Summer School: Teaching Languages I Barely Know

I somewhat agreed to do summer school, thinking it was more of a tutoring than teaching thing. I think the school was almost desperate because I told them I didn’t know much Italian at all. I ended up teaching Spanish and Italian.

Not easy. It was obvious once it started that none of the teachers there wanted to do it because it was a somewhat unpleasant task. There are multiple subjects in a classroom at one time, and the kids don’t want to be there. And in my case, there was very little guidance about what to teach. I felt bad making the kids do 2 hours of reading and writing, so I ended up doing a lot more planning and work than I had anticipated.

It was paid, but not much. And it felt like much less when I realized how much work I had to do outside of it. However, fellow aspiring teachers, if you are interested in helping with summer school, ask first about how it is structured.

I heard of another school where they hand the teachers packets and where they have specific tests to help the teachers in planning what to cover in such a short time.

Once I decided to look at it as kind of a paid internship (it wouldn’t hurt the resume either!), I got through it. I tried to make it easier on myself, and it was only two weeks (some SS’s are 4 or 5 weeks).

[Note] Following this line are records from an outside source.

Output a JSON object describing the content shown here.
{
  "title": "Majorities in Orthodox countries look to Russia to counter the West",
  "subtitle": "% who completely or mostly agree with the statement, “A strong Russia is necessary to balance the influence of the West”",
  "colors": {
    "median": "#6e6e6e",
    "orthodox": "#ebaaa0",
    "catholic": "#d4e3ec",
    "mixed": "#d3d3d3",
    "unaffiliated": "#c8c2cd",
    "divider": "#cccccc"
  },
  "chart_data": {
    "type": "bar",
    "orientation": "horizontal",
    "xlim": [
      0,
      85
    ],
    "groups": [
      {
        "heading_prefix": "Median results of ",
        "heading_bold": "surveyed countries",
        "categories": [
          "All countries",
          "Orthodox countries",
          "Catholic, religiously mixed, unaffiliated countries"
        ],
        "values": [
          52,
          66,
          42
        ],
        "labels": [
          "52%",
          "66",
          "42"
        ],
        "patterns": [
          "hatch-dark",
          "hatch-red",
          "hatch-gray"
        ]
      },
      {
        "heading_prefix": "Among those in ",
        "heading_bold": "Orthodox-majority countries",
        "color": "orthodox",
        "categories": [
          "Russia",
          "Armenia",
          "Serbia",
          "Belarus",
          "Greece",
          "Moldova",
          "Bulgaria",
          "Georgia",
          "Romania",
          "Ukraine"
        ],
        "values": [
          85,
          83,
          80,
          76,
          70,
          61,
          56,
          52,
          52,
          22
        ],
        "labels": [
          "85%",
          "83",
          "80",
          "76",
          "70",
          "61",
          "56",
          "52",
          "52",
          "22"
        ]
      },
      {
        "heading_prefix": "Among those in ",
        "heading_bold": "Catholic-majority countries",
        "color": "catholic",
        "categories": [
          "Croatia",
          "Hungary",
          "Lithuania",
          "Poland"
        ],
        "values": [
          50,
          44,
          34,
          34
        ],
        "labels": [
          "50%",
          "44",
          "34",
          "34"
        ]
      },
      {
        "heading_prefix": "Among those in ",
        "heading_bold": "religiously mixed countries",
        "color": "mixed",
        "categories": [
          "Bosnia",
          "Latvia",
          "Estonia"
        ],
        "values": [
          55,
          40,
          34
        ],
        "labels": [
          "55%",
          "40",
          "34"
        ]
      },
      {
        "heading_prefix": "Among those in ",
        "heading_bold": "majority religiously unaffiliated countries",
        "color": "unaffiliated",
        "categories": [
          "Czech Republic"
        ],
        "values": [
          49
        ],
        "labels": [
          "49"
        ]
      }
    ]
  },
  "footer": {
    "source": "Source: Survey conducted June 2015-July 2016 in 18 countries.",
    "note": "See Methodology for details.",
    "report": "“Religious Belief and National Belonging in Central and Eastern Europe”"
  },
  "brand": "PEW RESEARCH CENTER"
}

The grades I gave seemed somewhat inflated, but it was very challenging for me to come up with materials and tests, especially considering that the school didn’t even have extra blank workbooks for me (only ateacher’s edition that I had to white out!).

C’est la vie!

It was a good experience overall, I guess, but I would probably never do it again. Tutoring would be a lot more lucrative and flexible. But I am glad I suffered through it right along with the kids.